De plus, il semble que la base prise en compte par le Syntec Informatique soit celle de l’ensemble des (350 000) salariés de la branche (informaticiens mais aussi administratifs, managers, commerciaux, cadres RH... qui représentent environ 20% des effectifs de la branche), alors que les demandeurs d’emplois en question ne sont quant à eux que des informaticiens !
Malheureusement, certains médias colportent ce chiffre biaisé sans discernement et surtout sans faire l’effort de prendre en considération, au moins en parallèle, les données publiques (Dares/Anpe), si bien qu’un certain nombre extrapole ce pseudo-taux de chômage à l’ensemble des informaticiens de France...
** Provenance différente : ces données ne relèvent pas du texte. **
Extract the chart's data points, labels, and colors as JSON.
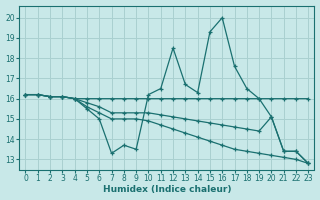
{
  "xlabel": "Humidex (Indice chaleur)",
  "bg_color": "#c8e8e8",
  "grid_color": "#aad0d0",
  "line_color": "#1a7070",
  "xlim": [
    -0.5,
    23.5
  ],
  "ylim": [
    12.5,
    20.6
  ],
  "yticks": [
    13,
    14,
    15,
    16,
    17,
    18,
    19,
    20
  ],
  "xticks": [
    0,
    1,
    2,
    3,
    4,
    5,
    6,
    7,
    8,
    9,
    10,
    11,
    12,
    13,
    14,
    15,
    16,
    17,
    18,
    19,
    20,
    21,
    22,
    23
  ],
  "series_jagged": [
    16.2,
    16.2,
    16.1,
    16.1,
    16.0,
    15.5,
    15.0,
    13.3,
    13.7,
    13.5,
    16.2,
    16.5,
    18.5,
    16.7,
    16.3,
    19.3,
    20.0,
    17.6,
    16.5,
    16.0,
    15.1,
    13.4,
    13.4,
    12.8
  ],
  "series_flat": [
    16.2,
    16.2,
    16.1,
    16.1,
    16.0,
    16.0,
    16.0,
    16.0,
    16.0,
    16.0,
    16.0,
    16.0,
    16.0,
    16.0,
    16.0,
    16.0,
    16.0,
    16.0,
    16.0,
    16.0,
    16.0,
    16.0,
    16.0,
    16.0
  ],
  "series_decline1": [
    16.2,
    16.2,
    16.1,
    16.1,
    16.0,
    15.8,
    15.6,
    15.3,
    15.3,
    15.3,
    15.3,
    15.2,
    15.1,
    15.0,
    14.9,
    14.8,
    14.7,
    14.6,
    14.5,
    14.4,
    15.1,
    13.4,
    13.4,
    12.8
  ],
  "series_decline2": [
    16.2,
    16.2,
    16.1,
    16.1,
    16.0,
    15.6,
    15.3,
    15.0,
    15.0,
    15.0,
    14.9,
    14.7,
    14.5,
    14.3,
    14.1,
    13.9,
    13.7,
    13.5,
    13.4,
    13.3,
    13.2,
    13.1,
    13.0,
    12.8
  ]
}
Or, selon les chiffres de la Dares, on dénombre fin décembre 2007 entre 20 122 demandeurs d’emplois en informatique (cat.1) et environ 30 000 (toutes catégories), soit un taux de chômage de la profession compris entre 4% et 6%, l’estimation la plus objective (catégories 1+4+6) étant d’environ 25 000 demandeurs d’emplois en informatique, soit 5% des informaticiens en France (base : 504 000 informaticiens selon la Dares).
Ce taux de chômage est supérieur au taux de chômage moyen des cadres en France qui se situe vers 3.6% (75% des informaticiens sont cadres, le taux d’emploi cadre le plus élevé parmi tous les groupes de métiers).